Democratic Sen. Dianne Feinstein has acknowledged that "there's a lot of concern in the Democratic caucus," and lawmakers are still trying to figure out what their constituents want. In Tracy and Stockton, for instance, Rep. Jerry McNerney, D-Pleasanton, is conducting a "healthcare listening tour" Thursday morning. In Bakersfield, Rep. Jim Costa, D-Fresno, joined about 200 people Wednesday for a healthcare roundtable.

"There are a lot of concerns," McNerney said Wednesday, "but there's a pretty good consensus, in my opinion, that we need to do something that is comprehensive rather than piecemeal."

McNerney added that "there needs to be a frank discussion of how we pay" for the healthcare legislation, although he has not committed to any specific strategy yet.

"Those that have a decent healthcare package are afraid that reform will end up costing them more money," Costa agreed, while he said that "those that have pre-existing conditions, those that are older and those that are uninsured" are eager to see reform that boosts coverage.

One commonly mentioned but politically controversial option would reduce the current tax exclusion for employer-provided health insurance. Though this could raise hundreds of billions of dollars over the next 10 years. Obama seemed to rule it out Wednesday.

"I'm not persuaded," Obama said, adding that "having a radical restructuring ... would end up with significant political resistance."

Obama is letting Congress take the lead in writing the bill, though he insisted that the huge costs should be offset in some unspecified way "so it doesn't add to the deficit."

Costa characterized Obama's time schedule as "ambitious," but he said that "the interest level is high" among constituents -- particularly among healthcare professionals.
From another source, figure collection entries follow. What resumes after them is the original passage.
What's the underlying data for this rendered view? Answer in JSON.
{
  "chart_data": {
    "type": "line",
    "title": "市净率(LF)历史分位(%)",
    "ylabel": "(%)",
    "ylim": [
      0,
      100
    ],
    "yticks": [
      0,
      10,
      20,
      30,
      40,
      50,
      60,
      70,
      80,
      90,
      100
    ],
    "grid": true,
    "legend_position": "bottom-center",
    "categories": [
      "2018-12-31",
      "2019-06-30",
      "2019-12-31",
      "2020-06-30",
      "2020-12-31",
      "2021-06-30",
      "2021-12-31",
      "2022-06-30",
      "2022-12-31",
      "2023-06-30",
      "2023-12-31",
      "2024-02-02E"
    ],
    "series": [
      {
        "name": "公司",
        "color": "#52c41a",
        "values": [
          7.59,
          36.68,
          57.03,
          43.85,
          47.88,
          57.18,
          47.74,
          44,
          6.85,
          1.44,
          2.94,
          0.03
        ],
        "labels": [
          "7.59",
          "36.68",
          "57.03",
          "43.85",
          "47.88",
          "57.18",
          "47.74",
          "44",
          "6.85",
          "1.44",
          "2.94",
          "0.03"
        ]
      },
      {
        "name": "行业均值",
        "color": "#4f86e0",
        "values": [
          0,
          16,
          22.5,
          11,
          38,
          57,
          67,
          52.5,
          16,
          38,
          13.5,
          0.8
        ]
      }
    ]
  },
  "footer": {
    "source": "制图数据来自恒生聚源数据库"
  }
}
On Capitol Hill, alternative plans are flying back and forth, including one introduced several weeks ago by Rep. Devin Nunes, R-Visalia.

Nunes serves on the House Ways and Means Committee, which will play a major role in writing a healthcare package. Rep. George Radanovich, R-Mariposa, sits on the House Energy and Commerce Committee, which is the other big committee handling health reform.